Skellig_culture_product_vs_service

What is the culture like where you work?
How do you know how to articulate the kind of culture you work in?
In the book ,”Tribal Leadership,” by Dave Logan, Halee Fischer-Wright, and John King, they broke it out into 5 categories. I read this book over 10 years ago, and it has had a profound impact on my approach.
All people who gather in groups can be defined as tribes. The group of people you work with everyday has a culture that should fit into one of these 5 stages. It has been a great asset to me to be able to identify and have awareness of the type of group I’m in when I go to a client. Most importantly, its helped me try to be conscious about the kind of culture I help encourage at Skellig.
Stage 1
The group motto here is “life sucks”. This is usually the kind of culture you find in gangs and prison. Hopefully you aren’t working in a group that belongs to this stage!
Stage 2
The group motto here is “My life sucks”. This is usually a place where people are just trying to get by. Nobody cares about the work or has any passion for what they do. People blame coworkers and management for their woes. Although the DMV (Where Patty and Selma work in the Simpsons) I go to is great, a lot of people site this type of environment as stage 2.
Stage 3
This group motto is “I’m great.. and you’re not”. Most businesses and teams are here.
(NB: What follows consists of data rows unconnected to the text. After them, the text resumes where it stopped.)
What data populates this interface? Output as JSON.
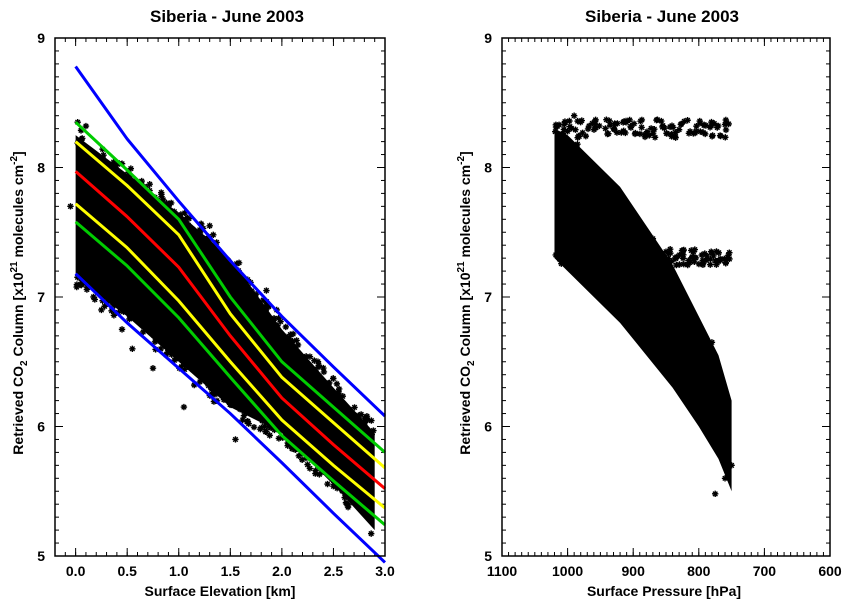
{
  "chart_data": [
    {
      "type": "scatter",
      "title": "Siberia - June 2003",
      "xlabel": "Surface Elevation [km]",
      "ylabel": {
        "prefix": "Retrieved CO",
        "sub": "2",
        "mid": " Column [x10",
        "sup": "21",
        "suffix": " molecules cm",
        "sup2": "-2",
        "end": "]"
      },
      "xlim": [
        -0.2,
        3.0
      ],
      "ylim": [
        5,
        9
      ],
      "x_ticks": [
        "0.0",
        "0.5",
        "1.0",
        "1.5",
        "2.0",
        "2.5",
        "3.0"
      ],
      "y_ticks": [
        "5",
        "6",
        "7",
        "8",
        "9"
      ],
      "scatter_color": "#000000",
      "scatter_cloud": {
        "x_range": [
          0.0,
          2.9
        ],
        "upper": [
          [
            0.0,
            8.25
          ],
          [
            0.5,
            7.95
          ],
          [
            1.0,
            7.65
          ],
          [
            1.5,
            7.3
          ],
          [
            2.0,
            6.75
          ],
          [
            2.5,
            6.3
          ],
          [
            2.9,
            5.95
          ]
        ],
        "lower": [
          [
            0.0,
            7.15
          ],
          [
            0.5,
            6.85
          ],
          [
            1.0,
            6.5
          ],
          [
            1.5,
            6.15
          ],
          [
            2.0,
            5.95
          ],
          [
            2.5,
            5.55
          ],
          [
            2.9,
            5.2
          ]
        ]
      },
      "series": [
        {
          "color": "#0000ff",
          "x": [
            0.0,
            0.5,
            1.0,
            1.5,
            2.0,
            2.5,
            3.0
          ],
          "y": [
            8.78,
            8.22,
            7.74,
            7.28,
            6.85,
            6.46,
            6.08
          ]
        },
        {
          "color": "#00cc00",
          "x": [
            0.0,
            0.5,
            1.0,
            1.5,
            2.0,
            2.5,
            3.0
          ],
          "y": [
            8.35,
            7.98,
            7.6,
            7.0,
            6.5,
            6.15,
            5.8
          ]
        },
        {
          "color": "#ffff00",
          "x": [
            0.0,
            0.5,
            1.0,
            1.5,
            2.0,
            2.5,
            3.0
          ],
          "y": [
            8.2,
            7.86,
            7.48,
            6.87,
            6.38,
            6.03,
            5.68
          ]
        },
        {
          "color": "#ff0000",
          "x": [
            0.0,
            0.5,
            1.0,
            1.5,
            2.0,
            2.5,
            3.0
          ],
          "y": [
            7.97,
            7.62,
            7.23,
            6.7,
            6.22,
            5.86,
            5.52
          ]
        },
        {
          "color": "#ffff00",
          "x": [
            0.0,
            0.5,
            1.0,
            1.5,
            2.0,
            2.5,
            3.0
          ],
          "y": [
            7.72,
            7.38,
            6.97,
            6.5,
            6.05,
            5.7,
            5.37
          ]
        },
        {
          "color": "#00cc00",
          "x": [
            0.0,
            0.5,
            1.0,
            1.5,
            2.0,
            2.5,
            3.0
          ],
          "y": [
            7.58,
            7.24,
            6.84,
            6.38,
            5.93,
            5.58,
            5.24
          ]
        },
        {
          "color": "#0000ff",
          "x": [
            0.0,
            0.5,
            1.0,
            1.5,
            2.0,
            2.5,
            3.0
          ],
          "y": [
            7.18,
            6.8,
            6.45,
            6.1,
            5.72,
            5.33,
            4.95
          ]
        }
      ],
      "outliers": [
        [
          -0.05,
          7.7
        ],
        [
          0.02,
          8.35
        ],
        [
          0.1,
          8.32
        ],
        [
          0.25,
          6.9
        ],
        [
          0.45,
          6.75
        ],
        [
          0.55,
          6.6
        ],
        [
          0.75,
          6.45
        ],
        [
          1.05,
          6.15
        ],
        [
          1.15,
          6.32
        ],
        [
          1.55,
          5.9
        ],
        [
          1.62,
          6.05
        ],
        [
          1.75,
          6.2
        ],
        [
          1.85,
          7.05
        ],
        [
          1.95,
          6.9
        ],
        [
          2.1,
          6.1
        ],
        [
          2.2,
          5.85
        ],
        [
          2.35,
          6.5
        ],
        [
          2.45,
          5.65
        ],
        [
          2.6,
          5.85
        ],
        [
          2.72,
          5.55
        ],
        [
          2.85,
          5.9
        ],
        [
          1.3,
          7.55
        ],
        [
          0.85,
          7.75
        ]
      ],
      "grid": false
    },
    {
      "type": "scatter",
      "title": "Siberia - June 2003",
      "xlabel": "Surface Pressure [hPa]",
      "ylabel": {
        "prefix": "Retrieved CO",
        "sub": "2",
        "mid": " Column [x10",
        "sup": "21",
        "suffix": " molecules cm",
        "sup2": "-2",
        "end": "]"
      },
      "xlim": [
        1100,
        600
      ],
      "ylim": [
        5,
        9
      ],
      "x_ticks": [
        "1100",
        "1000",
        "900",
        "800",
        "700",
        "600"
      ],
      "y_ticks": [
        "5",
        "6",
        "7",
        "8",
        "9"
      ],
      "scatter_color": "#000000",
      "scatter_cloud": {
        "upper": [
          [
            1020,
            8.3
          ],
          [
            1000,
            8.25
          ],
          [
            960,
            8.05
          ],
          [
            920,
            7.85
          ],
          [
            880,
            7.55
          ],
          [
            840,
            7.25
          ],
          [
            800,
            6.85
          ],
          [
            770,
            6.55
          ],
          [
            750,
            6.2
          ]
        ],
        "lower": [
          [
            1020,
            7.3
          ],
          [
            1000,
            7.2
          ],
          [
            960,
            7.0
          ],
          [
            920,
            6.8
          ],
          [
            880,
            6.55
          ],
          [
            840,
            6.3
          ],
          [
            800,
            6.0
          ],
          [
            770,
            5.75
          ],
          [
            750,
            5.5
          ]
        ]
      },
      "outliers": [
        [
          1013,
          8.33
        ],
        [
          990,
          8.4
        ],
        [
          985,
          8.18
        ],
        [
          1000,
          8.28
        ],
        [
          985,
          7.92
        ],
        [
          870,
          7.45
        ],
        [
          850,
          7.35
        ],
        [
          930,
          7.2
        ],
        [
          910,
          7.0
        ],
        [
          830,
          6.95
        ],
        [
          815,
          6.85
        ],
        [
          795,
          6.6
        ],
        [
          780,
          6.65
        ],
        [
          785,
          6.0
        ],
        [
          775,
          5.9
        ],
        [
          760,
          5.82
        ],
        [
          750,
          5.7
        ],
        [
          760,
          5.6
        ],
        [
          755,
          5.75
        ],
        [
          775,
          5.48
        ],
        [
          800,
          6.2
        ]
      ],
      "grid": false
    }
  ]
}
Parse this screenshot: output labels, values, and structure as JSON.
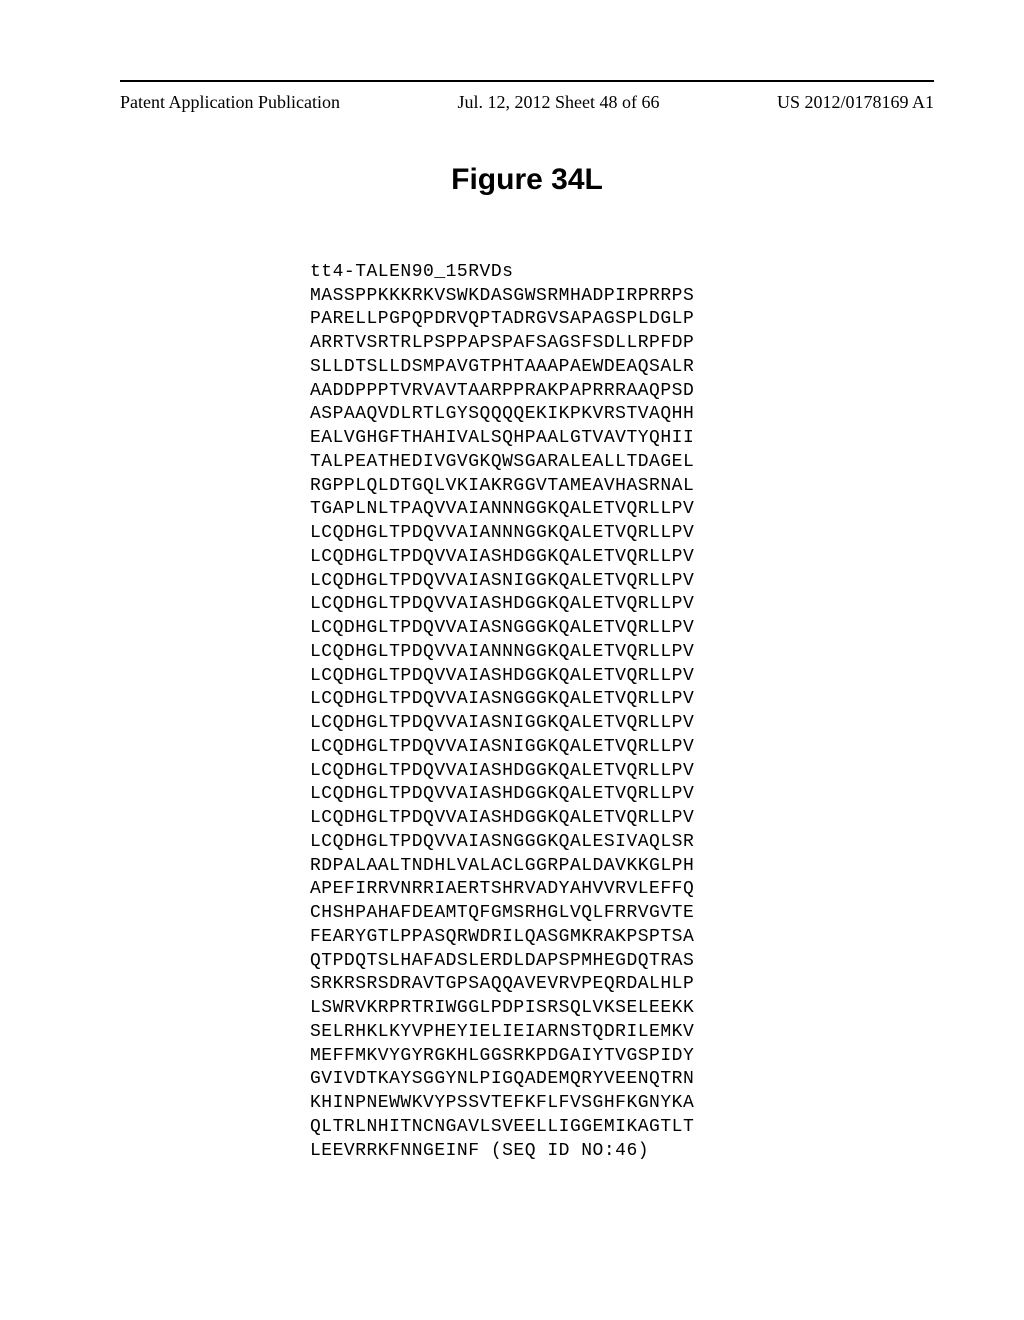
{
  "header": {
    "left": "Patent Application Publication",
    "center": "Jul. 12, 2012  Sheet 48 of 66",
    "right": "US 2012/0178169 A1"
  },
  "figure": {
    "title": "Figure 34L"
  },
  "sequence": {
    "label": "tt4-TALEN90_15RVDs",
    "lines": [
      "MASSPPKKKRKVSWKDASGWSRMHADPIRPRRPS",
      "PARELLPGPQPDRVQPTADRGVSAPAGSPLDGLP",
      "ARRTVSRTRLPSPPAPSPAFSAGSFSDLLRPFDP",
      "SLLDTSLLDSMPAVGTPHTAAAPAEWDEAQSALR",
      "AADDPPPTVRVAVTAARPPRAKPAPRRRAAQPSD",
      "ASPAAQVDLRTLGYSQQQQEKIKPKVRSTVAQHH",
      "EALVGHGFTHAHIVALSQHPAALGTVAVTYQHII",
      "TALPEATHEDIVGVGKQWSGARALEALLTDAGEL",
      "RGPPLQLDTGQLVKIAKRGGVTAMEAVHASRNAL",
      "TGAPLNLTPAQVVAIANNNGGKQALETVQRLLPV",
      "LCQDHGLTPDQVVAIANNNGGKQALETVQRLLPV",
      "LCQDHGLTPDQVVAIASHDGGKQALETVQRLLPV",
      "LCQDHGLTPDQVVAIASNIGGKQALETVQRLLPV",
      "LCQDHGLTPDQVVAIASHDGGKQALETVQRLLPV",
      "LCQDHGLTPDQVVAIASNGGGKQALETVQRLLPV",
      "LCQDHGLTPDQVVAIANNNGGKQALETVQRLLPV",
      "LCQDHGLTPDQVVAIASHDGGKQALETVQRLLPV",
      "LCQDHGLTPDQVVAIASNGGGKQALETVQRLLPV",
      "LCQDHGLTPDQVVAIASNIGGKQALETVQRLLPV",
      "LCQDHGLTPDQVVAIASNIGGKQALETVQRLLPV",
      "LCQDHGLTPDQVVAIASHDGGKQALETVQRLLPV",
      "LCQDHGLTPDQVVAIASHDGGKQALETVQRLLPV",
      "LCQDHGLTPDQVVAIASHDGGKQALETVQRLLPV",
      "LCQDHGLTPDQVVAIASNGGGKQALESIVAQLSR",
      "RDPALAALTNDHLVALACLGGRPALDAVKKGLPH",
      "APEFIRRVNRRIAERTSHRVADYAHVVRVLEFFQ",
      "CHSHPAHAFDEAMTQFGMSRHGLVQLFRRVGVTE",
      "FEARYGTLPPASQRWDRILQASGMKRAKPSPTSA",
      "QTPDQTSLHAFADSLERDLDAPSPMHEGDQTRAS",
      "SRKRSRSDRAVTGPSAQQAVEVRVPEQRDALHLP",
      "LSWRVKRPRTRIWGGLPDPISRSQLVKSELEEKK",
      "SELRHKLKYVPHEYIELIEIARNSTQDRILEMKV",
      "MEFFMKVYGYRGKHLGGSRKPDGAIYTVGSPIDY",
      "GVIVDTKAYSGGYNLPIGQADEMQRYVEENQTRN",
      "KHINPNEWWKVYPSSVTEFKFLFVSGHFKGNYKA",
      "QLTRLNHITNCNGAVLSVEELLIGGEMIKAGTLT",
      "LEEVRRKFNNGEINF (SEQ ID NO:46)"
    ]
  }
}
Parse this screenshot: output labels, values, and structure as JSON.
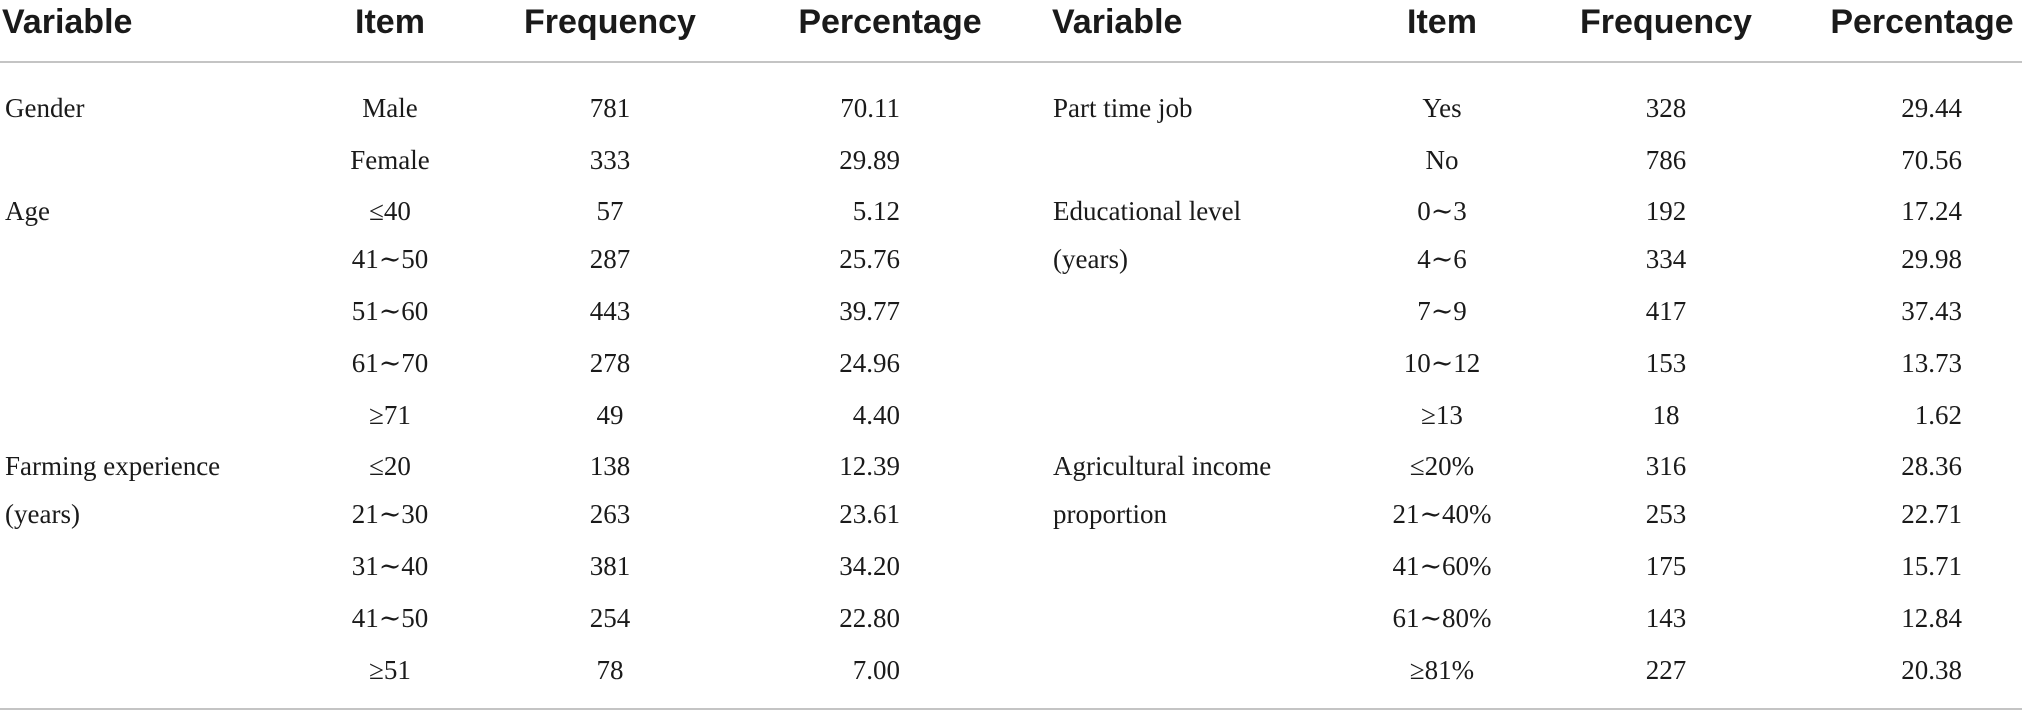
{
  "headers": {
    "left": [
      "Variable",
      "Item",
      "Frequency",
      "Percentage"
    ],
    "right": [
      "Variable",
      "Item",
      "Frequency",
      "Percentage"
    ]
  },
  "rows": [
    {
      "lv": "Gender",
      "li": "Male",
      "lf": "781",
      "lp": "70.11",
      "rv": "Part time job",
      "ri": "Yes",
      "rf": "328",
      "rp": "29.44"
    },
    {
      "lv": "",
      "li": "Female",
      "lf": "333",
      "lp": "29.89",
      "rv": "",
      "ri": "No",
      "rf": "786",
      "rp": "70.56"
    },
    {
      "lv": "Age",
      "li": "≤40",
      "lf": "57",
      "lp": "5.12",
      "rv": "Educational level",
      "ri": "0∼3",
      "rf": "192",
      "rp": "17.24"
    },
    {
      "lv": "",
      "li": "41∼50",
      "lf": "287",
      "lp": "25.76",
      "rv": "(years)",
      "ri": "4∼6",
      "rf": "334",
      "rp": "29.98"
    },
    {
      "lv": "",
      "li": "51∼60",
      "lf": "443",
      "lp": "39.77",
      "rv": "",
      "ri": "7∼9",
      "rf": "417",
      "rp": "37.43"
    },
    {
      "lv": "",
      "li": "61∼70",
      "lf": "278",
      "lp": "24.96",
      "rv": "",
      "ri": "10∼12",
      "rf": "153",
      "rp": "13.73"
    },
    {
      "lv": "",
      "li": "≥71",
      "lf": "49",
      "lp": "4.40",
      "rv": "",
      "ri": "≥13",
      "rf": "18",
      "rp": "1.62"
    },
    {
      "lv": "Farming experience",
      "li": "≤20",
      "lf": "138",
      "lp": "12.39",
      "rv": "Agricultural income",
      "ri": "≤20%",
      "rf": "316",
      "rp": "28.36"
    },
    {
      "lv": "(years)",
      "li": "21∼30",
      "lf": "263",
      "lp": "23.61",
      "rv": "proportion",
      "ri": "21∼40%",
      "rf": "253",
      "rp": "22.71"
    },
    {
      "lv": "",
      "li": "31∼40",
      "lf": "381",
      "lp": "34.20",
      "rv": "",
      "ri": "41∼60%",
      "rf": "175",
      "rp": "15.71"
    },
    {
      "lv": "",
      "li": "41∼50",
      "lf": "254",
      "lp": "22.80",
      "rv": "",
      "ri": "61∼80%",
      "rf": "143",
      "rp": "12.84"
    },
    {
      "lv": "",
      "li": "≥51",
      "lf": "78",
      "lp": "7.00",
      "rv": "",
      "ri": "≥81%",
      "rf": "227",
      "rp": "20.38"
    }
  ]
}
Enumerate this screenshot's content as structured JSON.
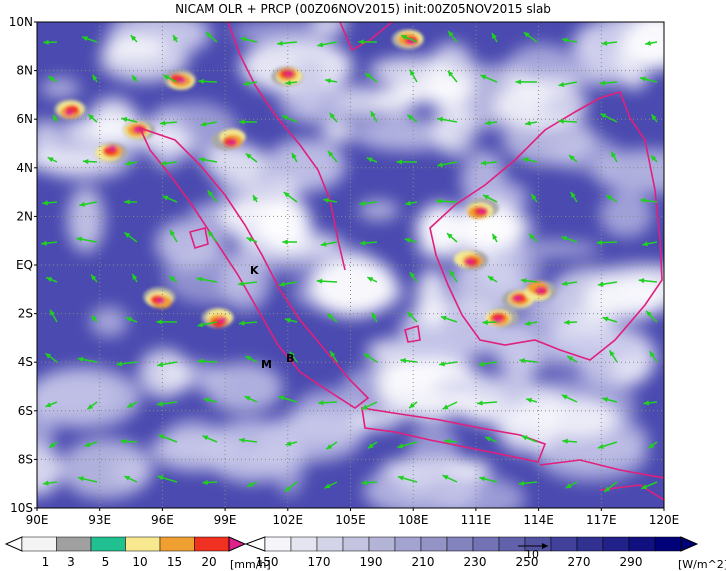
{
  "title": "NICAM OLR + PRCP (00Z06NOV2015) init:00Z05NOV2015 slab",
  "map": {
    "lat_labels": [
      "10N",
      "8N",
      "6N",
      "4N",
      "2N",
      "EQ",
      "2S",
      "4S",
      "6S",
      "8S",
      "10S"
    ],
    "lon_labels": [
      "90E",
      "93E",
      "96E",
      "99E",
      "102E",
      "105E",
      "108E",
      "111E",
      "114E",
      "117E",
      "120E"
    ],
    "annotations": [
      "K",
      "M",
      "B"
    ]
  },
  "precip_colorbar": {
    "labels": [
      1,
      3,
      5,
      10,
      15,
      20
    ],
    "unit": "[mm/h]"
  },
  "olr_colorbar": {
    "labels": [
      150,
      170,
      190,
      210,
      230,
      250,
      270,
      290
    ],
    "unit": "[W/m^2]"
  },
  "vector_reference": {
    "label": "10"
  }
}
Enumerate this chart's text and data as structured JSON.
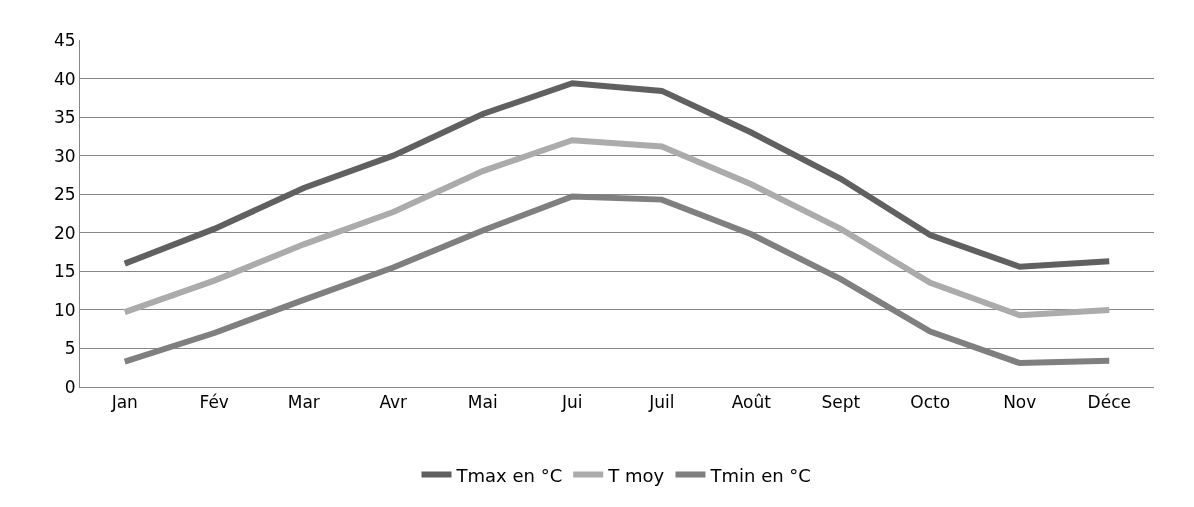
{
  "chart_data": {
    "type": "line",
    "categories": [
      "Jan",
      "Fév",
      "Mar",
      "Avr",
      "Mai",
      "Jui",
      "Juil",
      "Août",
      "Sept",
      "Octo",
      "Nov",
      "Déce"
    ],
    "series": [
      {
        "name": "Tmax en °C",
        "color": "#606060",
        "values": [
          16,
          20.5,
          25.8,
          30,
          35.4,
          39.4,
          38.4,
          33,
          27,
          19.7,
          15.6,
          16.3
        ]
      },
      {
        "name": "T moy",
        "color": "#ababab",
        "values": [
          9.7,
          13.8,
          18.5,
          22.7,
          28,
          32,
          31.2,
          26.3,
          20.5,
          13.5,
          9.3,
          10
        ]
      },
      {
        "name": "Tmin en °C",
        "color": "#7f7f7f",
        "values": [
          3.3,
          7,
          11.3,
          15.5,
          20.3,
          24.7,
          24.3,
          19.8,
          14,
          7.2,
          3.1,
          3.4
        ]
      }
    ],
    "ylim": [
      0,
      45
    ],
    "yticks": [
      0,
      5,
      10,
      15,
      20,
      25,
      30,
      35,
      40,
      45
    ],
    "grid": "y",
    "legend": "bottom",
    "marker": "none",
    "line_style": "solid"
  }
}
People here feel good about themselves and their individual contribution and they complain about the people around them not being as smart as they are. People feel deserving of special individual financial recognition.
Stage 4
This group motto is “we are great”. In these groups people work together toward a common goal, they share common values and work against a common competitor. Instead of individual recognition, its all about group recognition.
Stage 5
This group motto is “life is great”. In these groups there is no focus on competitors, only a just cause. These groups are focused on impact. One example given in the book of a Stage 5 Culture was Genentech in the early days (70’s and 80’s). Nowadays, most pharma/biotech companies have lined their halls with pictures of people whose lives they’ve positively impacted. Genentech was the first. Genentech employees would list cancer as their competitor not another pharma company.
The take away is not many groups or companies make it to Stage 4. This is something you can impact if you have the power to influence or build a team. Choose people who share values, preferably your values and energize them around a common cause.
Being aware of the culture of your group is very important for your own career development.